Plant Diary | May 2021
It’s time for another plant journal update, and this month I wanted to capture some photos of my little cuttings as I know that they will grow lots and look very different in just a few short months.
Hoya is probably my favourite genus of houseplant, and I have fallen deep down the rabbit hole with them. I have bought tiny cuttings from eBay and Etsy sellers because they are affordable that way at just a few pounds each – I refuse to pay silly money for a plant, no matter how beautiful it is. I have the time and the patience to put in to growing these plants from cuttings, and I really enjoy watching them root then push out new leaves. I don’t think I’d get the same sense of satisfaction if I took care of a more mature (and more expensive) plant!
My Hoya collection fits on one small table and the windowsill and when they grow a bit bigger I will trellis them to keep their footprint small, so although there are quite a few of them, they take up less space than a single palm or aroid! Hoya cuttings are always in demand so if they end up too big for my space, I can always prune them and sell cuttings for an affordable price to give back to the community I bought my cuttings from. I don’t plan to make a profit from them, but just to put cuttings back into circulation so that other people can enjoy collecting them as much as I do.
Okay, tell a lie, one of these is not like the others, but it’s an Aeschynanthus which is a different genus to Hoya, but very similar. I love the pattern on the leaves! This one has a few names, the botanical species name is Longicaulis but it is sometimes also listed under a synonym as Aeschynanthus Marmoratus.
I have given a few of my plants trellises fashioned from copper wire which I shaped around a big glass jar. Etsy sellers flog these for £20 each which makes me laugh because 5m of 2mm copper wire cost less than £5 and will make many, many trellises for very little effort.
I sometimes like to sit and stare at my plants, especially on sunny afternoons.
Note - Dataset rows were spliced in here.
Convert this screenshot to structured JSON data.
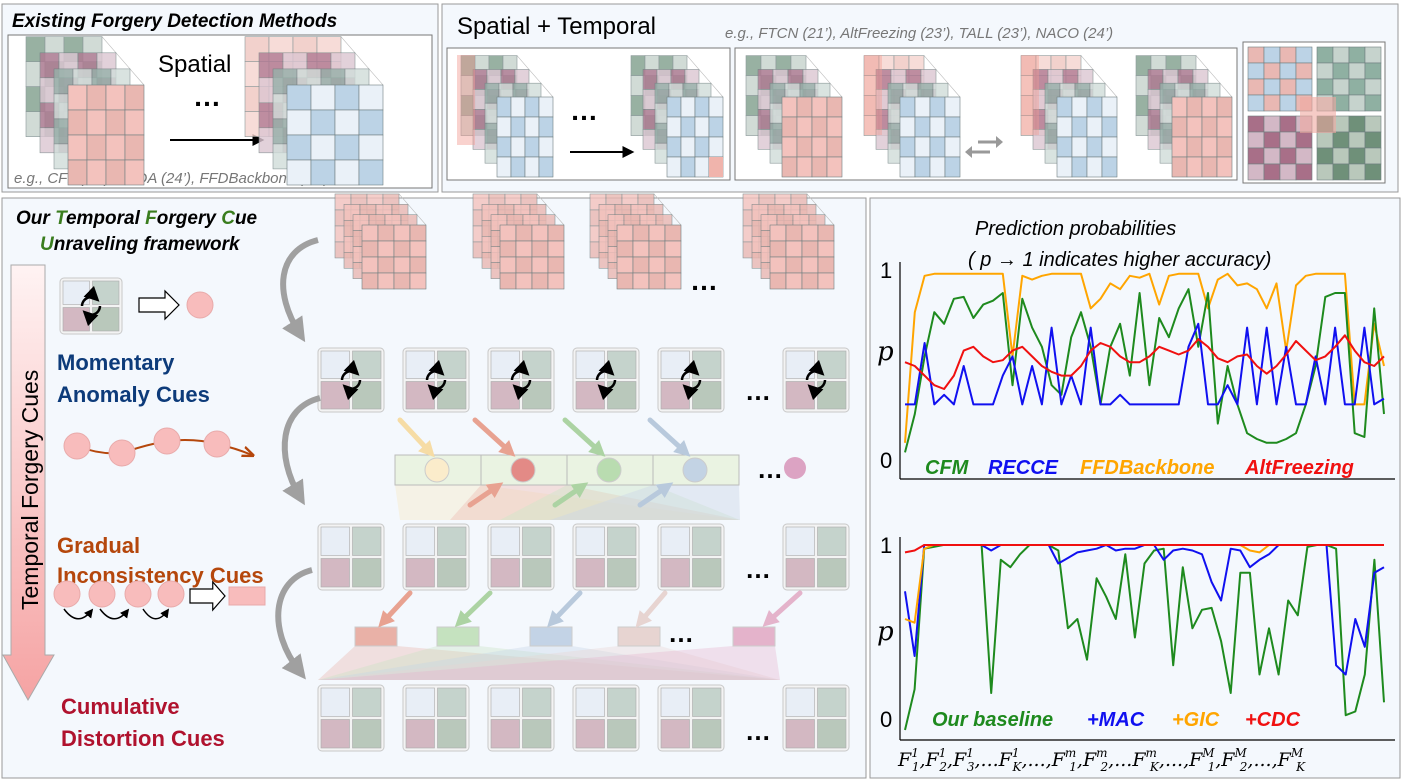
{
  "top_left": {
    "title": "Existing Forgery Detection Methods",
    "spatial_label": "Spatial",
    "ellipsis": "…",
    "examples": "e.g., CFM(23’), LSDA (24’), FFDBackbone (24’)"
  },
  "top_right": {
    "title": "Spatial + Temporal",
    "examples": "e.g., FTCN (21’), AltFreezing (23’), TALL (23’), NACO (24’)",
    "ellipsis": "…"
  },
  "framework": {
    "title_line1": [
      {
        "text": "Our ",
        "color": "#000000"
      },
      {
        "text": "T",
        "color": "#3a7d1e"
      },
      {
        "text": "emporal ",
        "color": "#000000"
      },
      {
        "text": "F",
        "color": "#3a7d1e"
      },
      {
        "text": "orgery ",
        "color": "#000000"
      },
      {
        "text": "C",
        "color": "#3a7d1e"
      },
      {
        "text": "ue",
        "color": "#000000"
      }
    ],
    "title_line2": [
      {
        "text": "U",
        "color": "#3a7d1e"
      },
      {
        "text": "nraveling framework",
        "color": "#000000"
      }
    ],
    "arrow_label": "Temporal Forgery Cues",
    "cues": [
      {
        "line1": "Momentary",
        "line2": "Anomaly Cues",
        "color": "#0d3b7a"
      },
      {
        "line1": "Gradual",
        "line2": "Inconsistency Cues",
        "color": "#b5470c"
      },
      {
        "line1": "Cumulative",
        "line2": "Distortion Cues",
        "color": "#b0122e"
      }
    ],
    "ellipsis": "…"
  },
  "chart_data": [
    {
      "type": "line",
      "title": "Prediction probabilities",
      "subtitle": "( p → 1 indicates higher accuracy)",
      "ylabel": "p",
      "ylim": [
        0,
        1
      ],
      "y_tick_labels": [
        "1",
        "0"
      ],
      "grid": false,
      "legend": "bottom",
      "series": [
        {
          "name": "CFM",
          "color": "#1e8a1e",
          "values": [
            0.05,
            0.25,
            0.55,
            0.78,
            0.72,
            0.85,
            0.86,
            0.75,
            0.82,
            0.84,
            0.88,
            0.4,
            0.85,
            0.7,
            0.6,
            0.4,
            0.35,
            0.65,
            0.78,
            0.6,
            0.3,
            0.6,
            0.72,
            0.45,
            0.88,
            0.4,
            0.75,
            0.65,
            0.8,
            0.9,
            0.6,
            0.88,
            0.2,
            0.5,
            0.3,
            0.15,
            0.12,
            0.1,
            0.1,
            0.12,
            0.15,
            0.3,
            0.5,
            0.86,
            0.88,
            0.88,
            0.15,
            0.13,
            0.8,
            0.25
          ]
        },
        {
          "name": "RECCE",
          "color": "#1010f0",
          "values": [
            0.3,
            0.3,
            0.62,
            0.3,
            0.35,
            0.3,
            0.5,
            0.3,
            0.3,
            0.3,
            0.45,
            0.55,
            0.3,
            0.5,
            0.3,
            0.7,
            0.3,
            0.45,
            0.3,
            0.7,
            0.3,
            0.3,
            0.35,
            0.3,
            0.3,
            0.3,
            0.3,
            0.3,
            0.3,
            0.6,
            0.72,
            0.3,
            0.3,
            0.4,
            0.3,
            0.7,
            0.3,
            0.7,
            0.3,
            0.6,
            0.3,
            0.3,
            0.55,
            0.3,
            0.7,
            0.3,
            0.3,
            0.7,
            0.3,
            0.33
          ]
        },
        {
          "name": "FFDBackbone",
          "color": "#ffa500",
          "values": [
            0.1,
            0.78,
            0.97,
            0.98,
            0.98,
            0.98,
            0.98,
            0.98,
            0.98,
            0.98,
            0.98,
            0.55,
            0.97,
            0.95,
            0.97,
            0.98,
            0.98,
            0.98,
            0.98,
            0.8,
            0.85,
            0.93,
            0.9,
            0.97,
            0.96,
            0.98,
            0.82,
            0.97,
            0.98,
            0.98,
            0.98,
            0.8,
            0.95,
            0.98,
            0.92,
            0.93,
            0.9,
            0.8,
            0.93,
            0.58,
            0.92,
            0.97,
            0.98,
            0.98,
            0.98,
            0.98,
            0.3,
            0.3,
            0.72,
            0.5
          ]
        },
        {
          "name": "AltFreezing",
          "color": "#f01010",
          "values": [
            0.52,
            0.5,
            0.45,
            0.4,
            0.38,
            0.45,
            0.58,
            0.6,
            0.55,
            0.52,
            0.53,
            0.58,
            0.6,
            0.55,
            0.5,
            0.47,
            0.45,
            0.45,
            0.5,
            0.58,
            0.62,
            0.6,
            0.55,
            0.52,
            0.52,
            0.55,
            0.6,
            0.58,
            0.56,
            0.58,
            0.64,
            0.6,
            0.54,
            0.52,
            0.55,
            0.56,
            0.5,
            0.46,
            0.5,
            0.56,
            0.63,
            0.58,
            0.53,
            0.55,
            0.6,
            0.66,
            0.58,
            0.52,
            0.5,
            0.55
          ]
        }
      ]
    },
    {
      "type": "line",
      "ylabel": "p",
      "ylim": [
        0,
        1
      ],
      "y_tick_labels": [
        "1",
        "0"
      ],
      "grid": false,
      "legend": "bottom",
      "x_tick_labels": [
        {
          "base": "F",
          "sub": "1",
          "sup": "1"
        },
        {
          "base": "F",
          "sub": "2",
          "sup": "1"
        },
        {
          "base": "F",
          "sub": "3",
          "sup": "1"
        },
        {
          "pre": "...",
          "base": "F",
          "sub": "K",
          "sup": "1"
        },
        {
          "pre": "...",
          "base": ""
        },
        {
          "base": "F",
          "sub": "1",
          "sup": "m"
        },
        {
          "base": "F",
          "sub": "2",
          "sup": "m"
        },
        {
          "pre": "...",
          "base": "F",
          "sub": "K",
          "sup": "m"
        },
        {
          "pre": "...",
          "base": ""
        },
        {
          "base": "F",
          "sub": "1",
          "sup": "M"
        },
        {
          "base": "F",
          "sub": "2",
          "sup": "M"
        },
        {
          "pre": "...",
          "base": ""
        },
        {
          "base": "F",
          "sub": "K",
          "sup": "M"
        }
      ],
      "series": [
        {
          "name": "Our baseline",
          "color": "#1e8a1e",
          "values": [
            0,
            0.22,
            0.98,
            0.99,
            1,
            1,
            1,
            1,
            1,
            0.2,
            0.92,
            0.88,
            0.95,
            1,
            1,
            1,
            0.97,
            0.55,
            0.6,
            0.38,
            0.82,
            0.72,
            0.6,
            0.95,
            0.5,
            0.9,
            0.97,
            0.98,
            0.35,
            0.88,
            0.55,
            0.65,
            0.66,
            0.48,
            0.2,
            0.85,
            0.85,
            0.3,
            0.55,
            0.3,
            0.7,
            0.62,
            0.99,
            1,
            1,
            0.98,
            0.08,
            0.1,
            0.3,
            0.92,
            0.15
          ]
        },
        {
          "name": "+MAC",
          "color": "#1010f0",
          "values": [
            0.75,
            0.4,
            1,
            1,
            1,
            1,
            1,
            1,
            1,
            0.97,
            1,
            1,
            1,
            1,
            1,
            1,
            0.9,
            0.93,
            0.96,
            0.97,
            0.98,
            1,
            0.97,
            0.98,
            0.98,
            1,
            1,
            0.92,
            0.97,
            0.98,
            0.97,
            0.95,
            0.8,
            0.7,
            0.98,
            0.97,
            0.88,
            0.92,
            0.95,
            1,
            1,
            1,
            1,
            1,
            1,
            0.35,
            0.3,
            0.6,
            0.45,
            0.85,
            0.88
          ]
        },
        {
          "name": "+GIC",
          "color": "#ffa500",
          "values": [
            0.6,
            0.58,
            0.98,
            1,
            1,
            1,
            1,
            1,
            1,
            1,
            1,
            1,
            1,
            1,
            1,
            1,
            1,
            1,
            1,
            1,
            1,
            1,
            1,
            1,
            1,
            1,
            1,
            1,
            1,
            1,
            1,
            1,
            1,
            1,
            1,
            1,
            0.97,
            0.96,
            1,
            1,
            1,
            1,
            1,
            1,
            1,
            1,
            1,
            1,
            1,
            1,
            1
          ]
        },
        {
          "name": "+CDC",
          "color": "#f01010",
          "values": [
            0.96,
            0.97,
            1,
            1,
            1,
            1,
            1,
            1,
            1,
            1,
            1,
            1,
            1,
            1,
            1,
            1,
            1,
            1,
            1,
            1,
            1,
            1,
            1,
            1,
            1,
            1,
            1,
            1,
            1,
            1,
            1,
            1,
            1,
            1,
            1,
            1,
            1,
            1,
            1,
            1,
            1,
            1,
            1,
            1,
            1,
            1,
            1,
            1,
            1,
            1,
            1
          ]
        }
      ]
    }
  ]
}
It’s very relaxing. I am fully aware that I am a crazy plant person but they make me happy, so it doesn’t really matter. It’s a fairly harmless hobby and habit as hobbies and habits go.
My Hoya Polyneura has finished putting out a second set of leaves and the most recent pair are much bigger and look more typical in size and shape than the first pair. It lives in the little IKEA glasshouse but I took it out for photos.
This was sold to me as Hoya Lacunosa but to be honest I can’t tell the difference between Lacunosa and Khroniana. I’ll see what it is if it ever blooms. I gave it a trellis as it was starting to be a bit top heavy and space is at a premium in the glasshouse!
I’m pretty sure this is Hoya Sp. Aff. Burtoniae although the Etsy seller sold it to me as Hoya Tsangii. There are a few species that look very similar – Bilobata, DS-70, Burtoniae and Sp. Aff. Burtoniae. The real Hoya Tsangii actually looks very different so I don’t know why that one gets confused with the others. Anyway, whatever this one is called, it has soft, fuzzy leaves and I like it very much. I split the cutting in two when I got it and both pieces are now putting out new leaves and stems and filling in the pot nicely.
The last two are both classified as Hoya Verticillata but they look like different plants to me. I think the reason they are both classified as Verticillata despite looking very different to one another might be because they grow in different parts of the world and so they’ve adapted to different climates, but I’m not sure. Hoya naming rules and botanical classifications are still a bit of a mystery to me, and to people with a lot more experience and knowledge than me. It’s all part of the fun.
I did warn you I’d fallen down a rabbit hole!